Sam Francis

Influenced by American expressionism, Clyfford Still and Jackson Pollock, as well as by French tachism and Claude Monet’s water-lily pictures, Sam Francis created an abundance of works on paper and canvas during the 1950s, a period he spent in Paris. During this time he developed works that would inform his subsequent artistic position – in which sensitivity to light and the use of space were to be essential, as can be seen in St. Honoré leading to a characteristic luminosity of colour. In Paris he met painters such as Jean-Paul Riopelle, Al Held, Ruth Francken and Norman Blum. His first exhibition in Europe was in 1952, at the Galerie du Dragon, and he was invited to major shows such as Signifiants de l’informel (1952) and Un art Autre (1953). With monochrome painting as his starting point, Francis gradually developed his paintings further, making use of the white surfaces and enlarging his format, while at the same time continuing with small, intimate images. The painter experimented again and again with new forms of expression, before finally returning from a limited colour palette of grey and white tones  and to an expressive and free colour scheme. Starting in the mid-1950s, Francis created organically grown surfaces that extend beyond the boundaries of the panel painting. From then on, open spaces, emptiness and fields of white were inserted into these picture compositions, which are characterised by rapid colour gradients without a homogeneous directional reference. These pictorial spaces, which are rather rare for the artist’s overall oeuvre, have nothingness as their subject.
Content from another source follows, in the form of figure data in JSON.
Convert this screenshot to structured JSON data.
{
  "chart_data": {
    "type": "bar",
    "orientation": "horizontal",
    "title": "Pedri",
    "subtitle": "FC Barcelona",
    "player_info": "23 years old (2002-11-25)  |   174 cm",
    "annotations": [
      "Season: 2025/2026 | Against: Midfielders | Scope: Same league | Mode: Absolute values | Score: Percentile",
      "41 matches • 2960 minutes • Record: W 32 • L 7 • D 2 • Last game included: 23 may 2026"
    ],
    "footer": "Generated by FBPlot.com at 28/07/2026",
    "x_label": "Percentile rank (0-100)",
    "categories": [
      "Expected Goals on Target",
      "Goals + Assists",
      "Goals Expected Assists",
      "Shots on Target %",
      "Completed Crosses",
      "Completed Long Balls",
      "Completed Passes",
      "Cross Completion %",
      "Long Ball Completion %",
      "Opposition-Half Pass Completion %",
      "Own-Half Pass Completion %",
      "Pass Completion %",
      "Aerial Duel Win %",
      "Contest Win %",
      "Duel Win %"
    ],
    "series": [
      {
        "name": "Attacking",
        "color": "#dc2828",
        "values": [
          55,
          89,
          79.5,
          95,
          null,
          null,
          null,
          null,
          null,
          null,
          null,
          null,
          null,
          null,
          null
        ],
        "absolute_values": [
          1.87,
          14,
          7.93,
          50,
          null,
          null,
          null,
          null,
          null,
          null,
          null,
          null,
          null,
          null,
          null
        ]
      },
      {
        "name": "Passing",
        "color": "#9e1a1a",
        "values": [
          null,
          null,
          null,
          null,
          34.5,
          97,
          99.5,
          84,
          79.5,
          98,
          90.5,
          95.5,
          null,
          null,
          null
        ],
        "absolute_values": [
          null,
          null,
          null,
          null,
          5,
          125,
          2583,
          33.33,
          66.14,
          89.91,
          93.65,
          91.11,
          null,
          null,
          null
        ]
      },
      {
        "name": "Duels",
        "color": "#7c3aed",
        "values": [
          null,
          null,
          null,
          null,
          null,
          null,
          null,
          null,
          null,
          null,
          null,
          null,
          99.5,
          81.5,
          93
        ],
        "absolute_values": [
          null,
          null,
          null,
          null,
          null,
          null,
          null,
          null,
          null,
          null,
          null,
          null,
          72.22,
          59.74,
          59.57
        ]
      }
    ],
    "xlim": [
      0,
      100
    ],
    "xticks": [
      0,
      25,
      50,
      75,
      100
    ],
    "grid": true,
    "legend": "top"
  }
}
From the 1960s on, as a logical consequence of his previous work groups, he created his biomorphic pictures (1960–1963), which display colour structures that evoke forms of microscopically observed microorganisms. The brightly primed paintings gradually gain in relevance in his work; at the same time, in the subsequent decades, colour takes over the pictorial space in very different forms and rhythms, until, increasingly, lightness and harmony set the tone.

Anke Hervol

 

In the exhibition:

Sam Francis
St. Honoré, 1952/53
Oil on canvas
201 × 134,5 cm
Kunstsammlung Nordrhein-Westfalen, Düsseldorf 
Donated 1973 by Gesellschaft der Freunde der Kunstsammlung Nordrhein- Westfalen e.V.